В странной зыбкой полутьме, сидел, скрестив ноги и положив на колени ладони, старый могучий мужчина, с широким лицом, обведенным подстриженной седой бородой. Сбитая на затылок шапка, увенчанная хвостом серебряного лиса, открывала большой лоб и черные брови над глубоко посаженными узкими глазами. Мужчина смотрел перед собой, морщась и напрягая глаза. И увидев, как посреди темноты светится силуэт тощего сутулого старика в остроконечной шаманской шапке, вздыхал облегченно, подаваясь вперед. И замирал, растерянно шаря глазами по густому, как черное молоко, мраку — пустому и безмолвному. А высоко вверху, падая в облака и возносясь над ними, светились опущенные к темноте лики воинов, тех, кто ушел, но навсегда остался с племенем Зубов Дракона.
На берегу мелкого просторного моря, родящего царскую рыбу и кидающего на песок во время веселых штормов зубчатые и круглые раковины, не спал бродяга-певец, сидел на корточках над вытянувшейся под обрывом Ахаттой и, оглядываясь на гаснущий костер, пел ей все песни, какие знал — без перерыва, тихо-тихо, еле шевеля губами. Провожал взглядом мужчину в плаще, прошедшего мимо и замершего на белой полосе пены. И убедившись, что тот не услышал, задумавшись, — продолжал петь баюльные песни, поднимая руку и бережно касаясь черных волос на женском плече.
А далеко-далеко от лагеря, дойдя до места, где обрыв длинным языком доставал прибоя, молодая женщина с серьезным лицом снимала с себя мужскую одежду, бросая ее на прибрежные камни. Кожаную рубаху с нашитыми бляхами, штаны, шапку, что болталась за плечами на плетеном шнурке. Положив сверху на одежду короткий меч, пошла в воду, ступая в смутно сверкающие горбы пены босыми ногами. Вытянув руки, черпнула полные ладони черной воды, перемешанной с золотом звезд, и вдруг рассмеялась, опрокидывая их снова в море.
«Нуба…» говорила она себе и слушала сердце, напрягая уши и голову, «Нуба! Мне должно быть плохо и смутно, страшно и непонятно. Но почему так обжигающе радостно то, что я стою тут, по горло в свежей морской воде, дышу ночным ветром-бережником и сейчас поплыву, как ты учил меня, Нуба… Почему все так наоборот?»
Уверенная, что черный раб услышит ее вопрос, она вытянула руки и повалилась в подающуюся под грудью и животом мягкую воду, опускаясь до самого дна, трогая песок с краями ракушек.

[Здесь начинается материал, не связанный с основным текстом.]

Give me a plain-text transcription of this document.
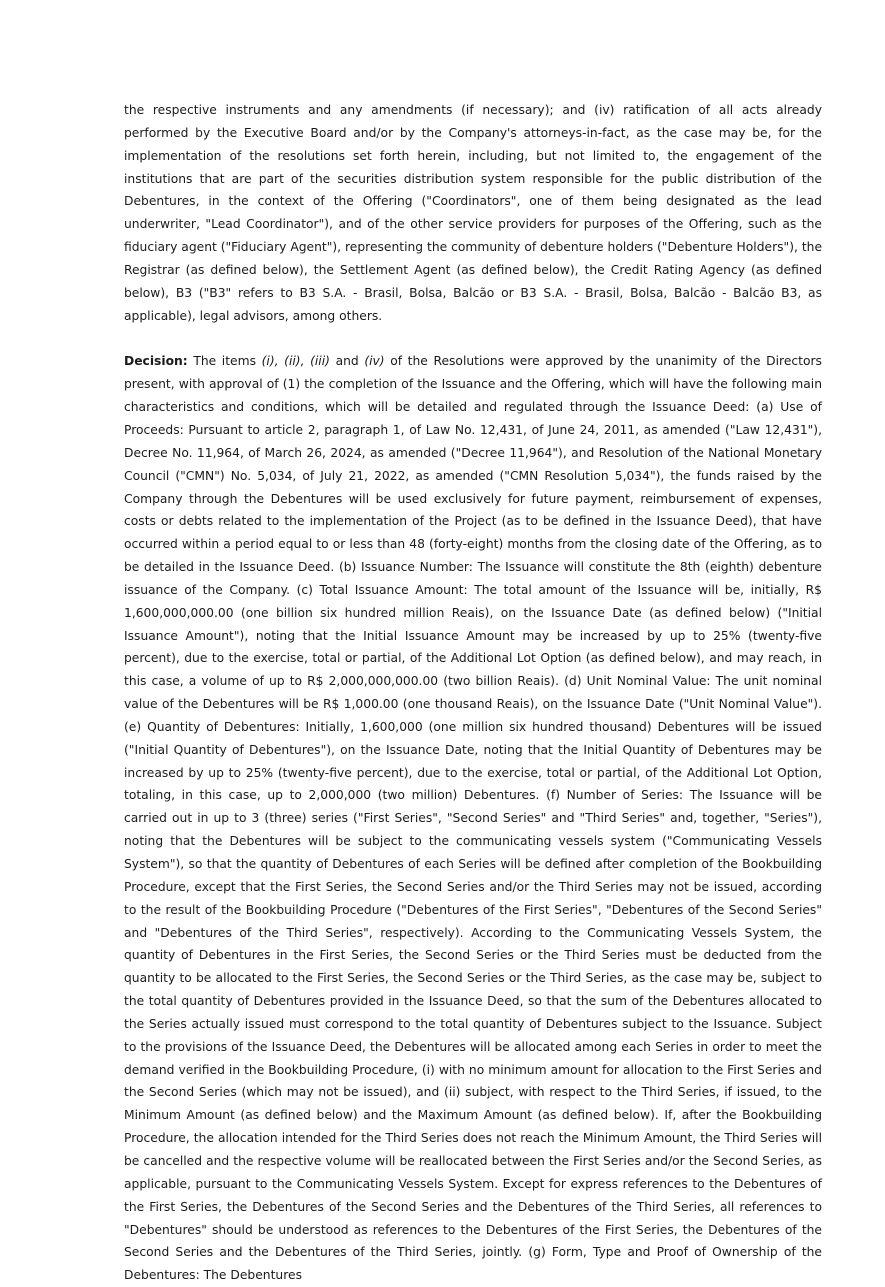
the respective instruments and any amendments (if necessary); and (iv) ratification of all acts already performed by the Executive Board and/or by the Company's attorneys-in-fact, as the case may be, for the implementation of the resolutions set forth herein, including, but not limited to, the engagement of the institutions that are part of the securities distribution system responsible for the public distribution of the Debentures, in the context of the Offering ("Coordinators", one of them being designated as the lead underwriter, "Lead Coordinator"), and of the other service providers for purposes of the Offering, such as the fiduciary agent ("Fiduciary Agent"), representing the community of debenture holders ("Debenture Holders"), the Registrar (as defined below), the Settlement Agent (as defined below), the Credit Rating Agency (as defined below), B3 ("B3" refers to B3 S.A. - Brasil, Bolsa, Balcão or B3 S.A. - Brasil, Bolsa, Balcão - Balcão B3, as applicable), legal advisors, among others.

Decision: The items (i), (ii), (iii) and (iv) of the Resolutions were approved by the unanimity of the Directors present, with approval of (1) the completion of the Issuance and the Offering, which will have the following main characteristics and conditions, which will be detailed and regulated through the Issuance Deed: (a) Use of Proceeds: Pursuant to article 2, paragraph 1, of Law No. 12,431, of June 24, 2011, as amended ("Law 12,431"), Decree No. 11,964, of March 26, 2024, as amended ("Decree 11,964"), and Resolution of the National Monetary Council ("CMN") No. 5,034, of July 21, 2022, as amended ("CMN Resolution 5,034"), the funds raised by the Company through the Debentures will be used exclusively for future payment, reimbursement of expenses, costs or debts related to the implementation of the Project (as to be defined in the Issuance Deed), that have occurred within a period equal to or less than 48 (forty-eight) months from the closing date of the Offering, as to be detailed in the Issuance Deed. (b) Issuance Number: The Issuance will constitute the 8th (eighth) debenture issuance of the Company. (c) Total Issuance Amount: The total amount of the Issuance will be, initially, R$ 1,600,000,000.00 (one billion six hundred million Reais), on the Issuance Date (as defined below) ("Initial Issuance Amount"), noting that the Initial Issuance Amount may be increased by up to 25% (twenty-five percent), due to the exercise, total or partial, of the Additional Lot Option (as defined below), and may reach, in this case, a volume of up to R$ 2,000,000,000.00 (two billion Reais). (d) Unit Nominal Value: The unit nominal value of the Debentures will be R$ 1,000.00 (one thousand Reais), on the Issuance Date ("Unit Nominal Value"). (e) Quantity of Debentures: Initially, 1,600,000 (one million six hundred thousand) Debentures will be issued ("Initial Quantity of Debentures"), on the Issuance Date, noting that the Initial Quantity of Debentures may be increased by up to 25% (twenty-five percent), due to the exercise, total or partial, of the Additional Lot Option, totaling, in this case, up to 2,000,000 (two million) Debentures. (f) Number of Series: The Issuance will be carried out in up to 3 (three) series ("First Series", "Second Series" and "Third Series" and, together, "Series"), noting that the Debentures will be subject to the communicating vessels system ("Communicating Vessels System"), so that the quantity of Debentures of each Series will be defined after completion of the Bookbuilding Procedure, except that the First Series, the Second Series and/or the Third Series may not be issued, according to the result of the Bookbuilding Procedure ("Debentures of the First Series", "Debentures of the Second Series" and "Debentures of the Third Series", respectively). According to the Communicating Vessels System, the quantity of Debentures in the First Series, the Second Series or the Third Series must be deducted from the quantity to be allocated to the First Series, the Second Series or the Third Series, as the case may be, subject to the total quantity of Debentures provided in the Issuance Deed, so that the sum of the Debentures allocated to the Series actually issued must correspond to the total quantity of Debentures subject to the Issuance. Subject to the provisions of the Issuance Deed, the Debentures will be allocated among each Series in order to meet the demand verified in the Bookbuilding Procedure, (i) with no minimum amount for allocation to the First Series and the Second Series (which may not be issued), and (ii) subject, with respect to the Third Series, if issued, to the Minimum Amount (as defined below) and the Maximum Amount (as defined below). If, after the Bookbuilding Procedure, the allocation intended for the Third Series does not reach the Minimum Amount, the Third Series will be cancelled and the respective volume will be reallocated between the First Series and/or the Second Series, as applicable, pursuant to the Communicating Vessels System. Except for express references to the Debentures of the First Series, the Debentures of the Second Series and the Debentures of the Third Series, all references to "Debentures" should be understood as references to the Debentures of the First Series, the Debentures of the Second Series and the Debentures of the Third Series, jointly. (g) Form, Type and Proof of Ownership of the Debentures: The Debentures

Оттолкнулась и выпрыгнула из воды, поднимая тучи зеленых светящихся брызг. Упала снова и поплыла в черную бездну, невидимо переходящую в черное небо.
— Нуба! — крикнула в живую, дышащую пустоту.
И за краем земли, ступая с раскаленного красного песка в густую тень влажного жаркого леса, высокий черный мужчина с обритой и вымазанной серой глиной головой остановился, отводя рукой толстую, как змея лиану, унизанную алыми шевелящимися цветами. Прислушиваясь, широко улыбнулся, сверкнув белыми зубами на неразличимом черном лице. И двинулся вглубь, навстречу мерному рокоту барабанов и шелестящему посвисту маковых погремушек.